Counter-narrating the Inhumane: Rodolfo Acosta’s True Negatives and the Decolonial Aesthesis of Collective Responsibility
This exposition outlines my research project on Rodolfo Acosta’s True Negatives (2009). This musical work emerges in dialogue with Colombia’s “false positives” scandal, a state-orchestrated fantasy designed to obscure the atrocity, wherein murdered civilians were presented as guerrilla combatants. I argue that Acosta’s music composition functions not as a direct response to this horror but as a counter-narrative that operates through its very compositional structure. By redistributing agency, challenging hierarchical orders, and fostering a community of listening and ethical responsibility, True Negatives creates a collaborative sonic space that promotes collective construction of memory and embodies the antithesis of the impersonal, top-down mechanics of state violence.

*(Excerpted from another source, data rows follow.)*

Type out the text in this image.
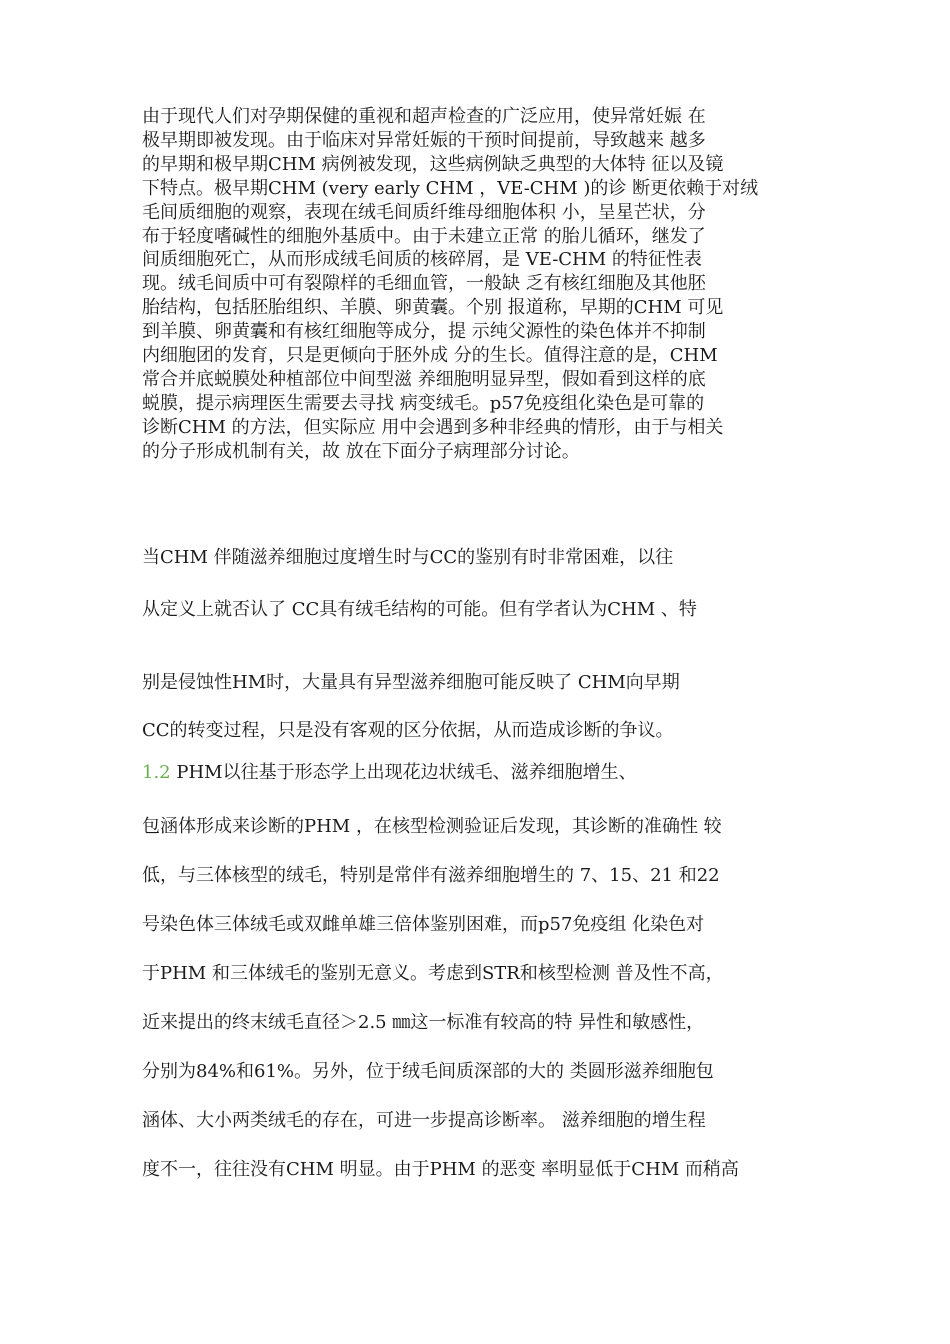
由于现代人们对孕期保健的重视和超声检查的广泛应用，使异常妊娠 在
极早期即被发现。由于临床对异常妊娠的干预时间提前，导致越来 越多
的早期和极早期CHM 病例被发现，这些病例缺乏典型的大体特 征以及镜
下特点。极早期CHM (very early CHM ，VE-CHM )的诊 断更依赖于对绒
毛间质细胞的观察，表现在绒毛间质纤维母细胞体积 小，呈星芒状，分
布于轻度嗜碱性的细胞外基质中。由于未建立正常 的胎儿循环，继发了
间质细胞死亡，从而形成绒毛间质的核碎屑，是 VE-CHM 的特征性表
现。绒毛间质中可有裂隙样的毛细血管，一般缺 乏有核红细胞及其他胚
胎结构，包括胚胎组织、羊膜、卵黄囊。个别 报道称，早期的CHM 可见
到羊膜、卵黄囊和有核红细胞等成分，提 示纯父源性的染色体并不抑制
内细胞团的发育，只是更倾向于胚外成 分的生长。值得注意的是，CHM
常合并底蜕膜处种植部位中间型滋 养细胞明显异型，假如看到这样的底
蜕膜，提示病理医生需要去寻找 病变绒毛。p57免疫组化染色是可靠的
诊断CHM 的方法，但实际应 用中会遇到多种非经典的情形，由于与相关
的分子形成机制有关，故 放在下面分子病理部分讨论。
当CHM 伴随滋养细胞过度增生时与CC的鉴别有时非常困难，以往
从定义上就否认了 CC具有绒毛结构的可能。但有学者认为CHM 、特
别是侵蚀性HM时，大量具有异型滋养细胞可能反映了 CHM向早期
CC的转变过程，只是没有客观的区分依据，从而造成诊断的争议。
1.2 PHM以往基于形态学上出现花边状绒毛、滋养细胞增生、
包涵体形成来诊断的PHM ，在核型检测验证后发现，其诊断的准确性 较
低，与三体核型的绒毛，特别是常伴有滋养细胞增生的 7、15、21 和22
号染色体三体绒毛或双雌单雄三倍体鉴别困难，而p57免疫组 化染色对
于PHM 和三体绒毛的鉴别无意义。考虑到STR和核型检测 普及性不高，
近来提出的终末绒毛直径＞2.5 ㎜这一标准有较高的特 异性和敏感性，
分别为84%和61%。另外，位于绒毛间质深部的大的 类圆形滋养细胞包
涵体、大小两类绒毛的存在，可进一步提高诊断率。 滋养细胞的增生程
度不一，往往没有CHM 明显。由于PHM 的恶变 率明显低于CHM 而稍高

From a composer’s perspective, True Negatives is best understood through a decolonial lens of relational temporality. My analysis is framed by theories that question modernity's linear temporality and visual-centric representation, such as Rolando Vázquez’s concept of “relational times” (2020) and his critique of the “modern gaze”, helping to illuminate how True Negatives creates a sonic space where memory is not fixed but collectively and continually renegotiated. Additionally, Ana María Ochoa Gautier’s work on aurality (2014) further provides a lens to understand this shift from a visual-representational regime to an aural-relational one. The materials in the body of this project include the analysis of an interview with Acosta and the analysis of the score.